La Grande Barrière de Corail accueille plus de 1 500 espèces de poissons, 400 espèces de coraux, 4 000 espèces de mollusques et 240 espèces d’oiseaux. Le requin-baleine (Rhincodon typus), plus grand poisson du monde, visite régulièrement les eaux du récif entre mars et juillet. La raie manta (Mobula birostris), dont l’envergure peut atteindre sept mètres, effectue d’élégantes parades dans les passes entre les récifs. Six des sept espèces de tortues marines du monde fréquentent la Grande Barrière, dont la tortue luth (Dermochelys coriacea), qui vient y nicher.
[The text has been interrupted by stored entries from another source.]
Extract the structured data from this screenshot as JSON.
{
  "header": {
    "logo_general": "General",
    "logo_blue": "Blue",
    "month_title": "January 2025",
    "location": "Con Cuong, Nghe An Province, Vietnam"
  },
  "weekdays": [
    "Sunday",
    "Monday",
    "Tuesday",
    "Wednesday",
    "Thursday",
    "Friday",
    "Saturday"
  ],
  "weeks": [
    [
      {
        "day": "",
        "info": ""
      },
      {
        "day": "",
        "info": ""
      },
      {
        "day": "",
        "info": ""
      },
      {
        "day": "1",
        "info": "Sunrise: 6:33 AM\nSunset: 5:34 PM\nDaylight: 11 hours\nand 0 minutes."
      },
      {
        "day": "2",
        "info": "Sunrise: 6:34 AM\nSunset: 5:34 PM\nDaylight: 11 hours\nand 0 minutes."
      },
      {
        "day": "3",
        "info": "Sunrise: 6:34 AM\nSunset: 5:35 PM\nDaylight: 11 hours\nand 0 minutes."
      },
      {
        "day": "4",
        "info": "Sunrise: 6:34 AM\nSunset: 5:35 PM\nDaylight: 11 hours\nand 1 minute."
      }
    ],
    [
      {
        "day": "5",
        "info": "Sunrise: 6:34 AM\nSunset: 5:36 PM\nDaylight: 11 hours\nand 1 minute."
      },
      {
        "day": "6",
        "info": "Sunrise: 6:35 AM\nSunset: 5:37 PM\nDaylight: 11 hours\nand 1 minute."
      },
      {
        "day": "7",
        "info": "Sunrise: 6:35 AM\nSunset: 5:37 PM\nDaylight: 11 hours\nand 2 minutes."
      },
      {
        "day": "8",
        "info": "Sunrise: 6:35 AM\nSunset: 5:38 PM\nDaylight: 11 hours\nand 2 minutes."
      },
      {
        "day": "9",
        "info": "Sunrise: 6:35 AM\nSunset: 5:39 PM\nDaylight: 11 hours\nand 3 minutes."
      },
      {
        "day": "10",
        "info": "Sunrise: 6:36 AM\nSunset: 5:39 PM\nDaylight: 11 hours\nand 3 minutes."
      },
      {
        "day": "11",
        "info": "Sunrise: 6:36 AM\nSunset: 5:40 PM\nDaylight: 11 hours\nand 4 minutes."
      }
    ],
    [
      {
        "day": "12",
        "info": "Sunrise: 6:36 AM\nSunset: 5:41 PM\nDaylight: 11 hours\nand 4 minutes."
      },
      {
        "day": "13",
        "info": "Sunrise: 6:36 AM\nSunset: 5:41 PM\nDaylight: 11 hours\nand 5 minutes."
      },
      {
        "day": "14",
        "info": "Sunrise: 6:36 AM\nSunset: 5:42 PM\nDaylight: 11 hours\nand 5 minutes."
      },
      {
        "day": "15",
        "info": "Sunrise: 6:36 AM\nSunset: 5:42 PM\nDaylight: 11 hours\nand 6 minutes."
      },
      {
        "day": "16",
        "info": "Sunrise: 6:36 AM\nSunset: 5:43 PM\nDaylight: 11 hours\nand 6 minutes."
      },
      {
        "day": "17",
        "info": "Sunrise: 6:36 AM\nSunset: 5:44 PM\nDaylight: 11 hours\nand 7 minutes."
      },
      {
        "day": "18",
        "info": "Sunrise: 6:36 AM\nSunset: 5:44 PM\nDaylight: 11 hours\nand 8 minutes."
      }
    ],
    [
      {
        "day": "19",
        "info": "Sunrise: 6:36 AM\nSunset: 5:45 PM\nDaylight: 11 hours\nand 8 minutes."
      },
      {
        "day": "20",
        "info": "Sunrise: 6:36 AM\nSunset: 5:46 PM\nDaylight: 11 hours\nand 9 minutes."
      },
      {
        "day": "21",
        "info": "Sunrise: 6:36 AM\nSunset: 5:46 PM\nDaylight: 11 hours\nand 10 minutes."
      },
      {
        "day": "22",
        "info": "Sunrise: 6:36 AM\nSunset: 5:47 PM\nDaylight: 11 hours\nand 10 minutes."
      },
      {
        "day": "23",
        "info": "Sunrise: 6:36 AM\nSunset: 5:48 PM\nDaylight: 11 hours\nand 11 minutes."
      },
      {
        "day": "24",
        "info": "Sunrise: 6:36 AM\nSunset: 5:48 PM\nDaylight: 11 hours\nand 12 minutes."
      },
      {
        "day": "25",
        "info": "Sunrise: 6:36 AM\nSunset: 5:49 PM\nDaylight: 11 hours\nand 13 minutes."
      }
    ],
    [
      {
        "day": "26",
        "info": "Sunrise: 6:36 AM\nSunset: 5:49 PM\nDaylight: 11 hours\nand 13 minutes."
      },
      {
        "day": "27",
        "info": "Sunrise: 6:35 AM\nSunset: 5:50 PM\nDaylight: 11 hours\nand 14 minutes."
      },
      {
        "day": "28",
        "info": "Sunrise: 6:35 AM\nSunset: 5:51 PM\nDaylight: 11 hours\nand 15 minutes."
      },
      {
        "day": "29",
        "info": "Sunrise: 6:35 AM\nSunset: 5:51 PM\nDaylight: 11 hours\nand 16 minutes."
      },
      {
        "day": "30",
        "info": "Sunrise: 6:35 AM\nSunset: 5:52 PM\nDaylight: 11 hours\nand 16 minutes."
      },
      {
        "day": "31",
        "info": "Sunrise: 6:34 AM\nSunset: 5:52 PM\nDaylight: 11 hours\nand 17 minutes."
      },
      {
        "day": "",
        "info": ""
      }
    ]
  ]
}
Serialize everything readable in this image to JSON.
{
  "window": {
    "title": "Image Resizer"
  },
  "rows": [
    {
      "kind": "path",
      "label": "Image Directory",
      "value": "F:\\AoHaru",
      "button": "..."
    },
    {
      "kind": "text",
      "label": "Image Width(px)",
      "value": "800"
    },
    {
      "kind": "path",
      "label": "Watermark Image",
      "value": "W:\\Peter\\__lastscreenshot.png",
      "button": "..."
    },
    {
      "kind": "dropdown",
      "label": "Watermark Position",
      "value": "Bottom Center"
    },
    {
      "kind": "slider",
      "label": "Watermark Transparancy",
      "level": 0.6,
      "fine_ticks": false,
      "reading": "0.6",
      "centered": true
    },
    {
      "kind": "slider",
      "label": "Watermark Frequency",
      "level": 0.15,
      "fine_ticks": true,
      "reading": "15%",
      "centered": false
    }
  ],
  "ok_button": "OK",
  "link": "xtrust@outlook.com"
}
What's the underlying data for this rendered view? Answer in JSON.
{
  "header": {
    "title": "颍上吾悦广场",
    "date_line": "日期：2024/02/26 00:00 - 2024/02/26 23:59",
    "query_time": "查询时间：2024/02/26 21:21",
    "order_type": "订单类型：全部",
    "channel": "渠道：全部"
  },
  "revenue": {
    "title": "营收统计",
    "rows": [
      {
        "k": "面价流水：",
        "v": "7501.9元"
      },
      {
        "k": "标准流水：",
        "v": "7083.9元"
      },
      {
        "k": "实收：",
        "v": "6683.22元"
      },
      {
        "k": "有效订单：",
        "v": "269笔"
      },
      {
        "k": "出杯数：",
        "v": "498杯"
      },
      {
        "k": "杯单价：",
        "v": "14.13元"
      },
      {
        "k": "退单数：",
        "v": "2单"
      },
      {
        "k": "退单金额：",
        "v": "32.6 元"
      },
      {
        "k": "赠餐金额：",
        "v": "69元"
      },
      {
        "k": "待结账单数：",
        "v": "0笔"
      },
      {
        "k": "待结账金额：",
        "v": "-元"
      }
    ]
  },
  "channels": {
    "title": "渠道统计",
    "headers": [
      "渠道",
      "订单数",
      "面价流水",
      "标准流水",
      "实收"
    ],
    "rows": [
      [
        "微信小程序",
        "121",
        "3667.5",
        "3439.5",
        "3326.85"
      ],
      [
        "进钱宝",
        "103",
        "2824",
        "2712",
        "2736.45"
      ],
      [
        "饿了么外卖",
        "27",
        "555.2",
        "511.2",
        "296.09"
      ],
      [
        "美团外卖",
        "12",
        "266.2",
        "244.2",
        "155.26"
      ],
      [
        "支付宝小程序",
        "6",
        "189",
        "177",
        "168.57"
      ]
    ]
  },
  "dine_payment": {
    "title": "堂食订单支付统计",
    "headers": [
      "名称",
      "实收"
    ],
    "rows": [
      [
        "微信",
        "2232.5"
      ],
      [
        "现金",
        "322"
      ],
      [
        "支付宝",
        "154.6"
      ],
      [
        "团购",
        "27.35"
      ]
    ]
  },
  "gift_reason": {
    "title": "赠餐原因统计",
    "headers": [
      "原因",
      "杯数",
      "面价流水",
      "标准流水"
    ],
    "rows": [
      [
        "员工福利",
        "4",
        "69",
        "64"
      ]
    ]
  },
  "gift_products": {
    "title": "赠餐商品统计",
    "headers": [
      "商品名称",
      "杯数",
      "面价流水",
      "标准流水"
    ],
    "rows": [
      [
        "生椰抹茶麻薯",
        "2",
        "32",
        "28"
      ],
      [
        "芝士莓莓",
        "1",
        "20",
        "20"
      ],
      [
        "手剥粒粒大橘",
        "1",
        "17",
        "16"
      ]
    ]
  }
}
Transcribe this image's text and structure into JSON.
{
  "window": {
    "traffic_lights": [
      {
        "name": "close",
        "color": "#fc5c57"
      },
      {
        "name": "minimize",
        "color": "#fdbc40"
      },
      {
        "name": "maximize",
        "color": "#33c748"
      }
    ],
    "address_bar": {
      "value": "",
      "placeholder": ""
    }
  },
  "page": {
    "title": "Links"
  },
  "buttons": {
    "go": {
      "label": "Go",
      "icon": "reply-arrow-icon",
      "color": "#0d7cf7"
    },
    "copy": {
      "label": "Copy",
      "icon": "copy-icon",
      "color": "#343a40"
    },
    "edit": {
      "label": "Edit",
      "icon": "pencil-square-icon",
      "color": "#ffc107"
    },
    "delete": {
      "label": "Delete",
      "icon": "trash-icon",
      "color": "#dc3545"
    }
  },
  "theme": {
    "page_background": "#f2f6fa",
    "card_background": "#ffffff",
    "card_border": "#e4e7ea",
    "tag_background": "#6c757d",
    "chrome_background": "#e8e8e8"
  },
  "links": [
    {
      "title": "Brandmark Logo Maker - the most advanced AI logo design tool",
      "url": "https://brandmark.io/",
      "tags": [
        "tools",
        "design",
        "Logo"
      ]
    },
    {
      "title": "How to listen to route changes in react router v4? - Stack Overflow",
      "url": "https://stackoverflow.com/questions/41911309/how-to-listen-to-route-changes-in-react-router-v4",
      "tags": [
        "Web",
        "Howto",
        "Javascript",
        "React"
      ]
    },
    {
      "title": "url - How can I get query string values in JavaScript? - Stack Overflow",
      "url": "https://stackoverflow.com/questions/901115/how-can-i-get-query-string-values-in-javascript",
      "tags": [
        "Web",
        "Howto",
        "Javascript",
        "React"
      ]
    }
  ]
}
Les hippocampes, dont plusieurs espèces endémiques, se camouflent parmi les gorgones et les algues. Le poisson-lune (Mola mola) est observé dans les eaux plus profondes en bordure du plateau continental. Le mérou géant (Epinephelus lanceolatus), pouvant peser jusqu’à 400 kg, règne sur les grottes et les tombants. Le grand requin blanc (Carcharodon carcharias) patrouille les limites extérieures du récif. Au-delà des grandes espèces, le récif est un réservoir de biodiversité microscopique : les zooxanthelles, algues symbiotiques, donnent aux coraux leurs couleurs éclatantes et assurent jusqu’à 90 % de leur apport énergétique.

Les menaces : le blanchissement à répétition

Depuis 1998, la Grande Barrière a subi six épisodes majeurs de blanchissement corallien, dont les plus sévères en 2016, 2017, 2020 et 2022. Lors de l’événement de 2016, 29 % des coraux en eaux peu profondes sont morts. Le réchauffement des eaux de surface — +1,1 °C en moyenne depuis un siècle — provoque l’expulsion des zooxanthelles, privant les coraux de leur source d’énergie. L’acidification des océans, liée à l’absorption du CO₂ atmosphérique, fragilise les squelettes calcaires. Les ruissellements agricoles du Queensland charrient sédiments, pesticides et engrais azotés qui stimulent la prolifération de l’acanthaster pourpre (Acanthaster planci), une étoile de mer dévoreuse de corail dont les populations explosent périodiquement. Le développement côtier, le trafic maritime et la pêche industrielle exercent des pressions complémentaires.

La conservation : un combat planétaire

Le parc marin de la Grande Barrière, créé en 1975, est géré par la Great Barrier Reef Marine Park Authority. En 2004, un plan de zonage ambitieux a classé 33 % du parc en zones de protection intégrale (no-take zones), contre 5 % auparavant. Le gouvernement australien a investi plus de 3 milliards de dollars australiens dans le Reef 2050 Long-Term Sustainability Plan. Des programmes de restauration corallienne, comme le projet Coral IVF développé par la Southern Cross University, collectent les gamètes de coraux résistants à la chaleur pour repeupler les zones dégradées. L’Australian Institute of Marine Science conduit un suivi annuel de l’état de santé du récif. Des organisations comme WWF et la Great Barrier Reef Foundation mobilisent des fonds internationaux pour la recherche et la sensibilisation. La réduction des ruissellements agricoles, grâce aux programmes de bonnes pratiques auprès des agriculteurs du Queensland, commence à montrer des résultats mesurables sur la qualité de l’eau côtière.